That's why it's called a shortcut. If it were easy, it would just be "the way".

Wednesday, November 16, 2005

#204

This is post number two-hundred and four. Aren't you excited? I can see the tension mounting in your face as you read this, hanging on to my every word. Word. Word. Every word.

The other day I called a friend to give her tickets to this production I am going to be in. I am playing a drunk English woman. People ask me if I do the accent and everything and I say, "Yes, but I am drunk so it doesn't have to be very good." Which is good because I probably sound more like a mix of Irish and Australian than British.

When I called my friend to offer the tickets, she started crying.
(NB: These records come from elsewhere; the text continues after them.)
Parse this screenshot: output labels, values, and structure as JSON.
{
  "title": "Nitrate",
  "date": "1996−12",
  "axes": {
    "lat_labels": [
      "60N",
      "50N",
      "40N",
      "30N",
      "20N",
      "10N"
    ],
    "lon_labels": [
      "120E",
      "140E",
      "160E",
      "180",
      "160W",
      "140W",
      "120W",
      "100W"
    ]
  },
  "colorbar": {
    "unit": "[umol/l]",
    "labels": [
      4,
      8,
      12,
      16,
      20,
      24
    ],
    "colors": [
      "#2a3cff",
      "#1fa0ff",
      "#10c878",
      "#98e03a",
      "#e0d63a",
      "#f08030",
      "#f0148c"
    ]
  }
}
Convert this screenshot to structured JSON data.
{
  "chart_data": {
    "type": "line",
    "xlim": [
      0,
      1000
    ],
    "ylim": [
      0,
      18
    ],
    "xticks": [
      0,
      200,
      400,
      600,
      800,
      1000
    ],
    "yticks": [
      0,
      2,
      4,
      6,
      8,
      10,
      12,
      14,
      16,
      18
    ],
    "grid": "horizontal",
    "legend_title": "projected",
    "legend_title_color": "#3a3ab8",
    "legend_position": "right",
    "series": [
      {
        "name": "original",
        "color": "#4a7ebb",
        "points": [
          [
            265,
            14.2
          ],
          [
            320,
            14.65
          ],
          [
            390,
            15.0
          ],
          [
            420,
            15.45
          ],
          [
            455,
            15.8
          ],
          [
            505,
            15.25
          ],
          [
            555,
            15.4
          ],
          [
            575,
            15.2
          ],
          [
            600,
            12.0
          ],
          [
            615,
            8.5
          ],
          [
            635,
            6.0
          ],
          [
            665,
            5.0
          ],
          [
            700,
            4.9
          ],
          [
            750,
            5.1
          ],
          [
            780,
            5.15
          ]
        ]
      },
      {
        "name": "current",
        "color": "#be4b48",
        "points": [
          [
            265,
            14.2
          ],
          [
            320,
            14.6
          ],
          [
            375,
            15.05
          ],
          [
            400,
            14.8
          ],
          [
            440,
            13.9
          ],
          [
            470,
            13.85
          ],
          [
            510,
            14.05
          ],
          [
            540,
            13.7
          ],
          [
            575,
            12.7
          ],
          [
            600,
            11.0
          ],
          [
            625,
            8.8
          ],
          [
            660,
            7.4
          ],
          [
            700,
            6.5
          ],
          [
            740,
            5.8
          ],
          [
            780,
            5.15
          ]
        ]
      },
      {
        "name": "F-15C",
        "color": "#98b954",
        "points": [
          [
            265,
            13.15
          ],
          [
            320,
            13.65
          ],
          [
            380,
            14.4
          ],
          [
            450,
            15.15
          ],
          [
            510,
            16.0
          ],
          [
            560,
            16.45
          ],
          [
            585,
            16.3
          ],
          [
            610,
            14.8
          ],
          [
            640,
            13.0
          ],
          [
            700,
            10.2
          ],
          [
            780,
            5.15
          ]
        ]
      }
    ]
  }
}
Her husband had moved out of the house and she was going to move back to Florida. She didn't know how to tell her son. She was in tears.

I called today (with several prayers in between). She's doing okay now. Last night her and her husband talked. They seem to think they have nothing in common. He's having problems with paying the bills and she stays at home and there are stinky wash towels in the sink and cobwebs on the ceiling so I guess he got pissed and couldn't take it anymore and moved out. But I guess he realized that even more than not being able to take stinky towels and cobwebs was not being able to take her not being around.

So they are trying to work it out. I hung out there for a few hours today. There were some tense moments. She was clearly teasing him at times and he was taking it all so seriously. She is going to get a part-time job and go to school to be a dental assistant. He's gonna try to make dinner. I don't know. I think it should work. Something about those two tell me they should be together as difficult as it is. There is no communication skills between them and they are having a hard time finding common ground. When is mutual love not common ground enough?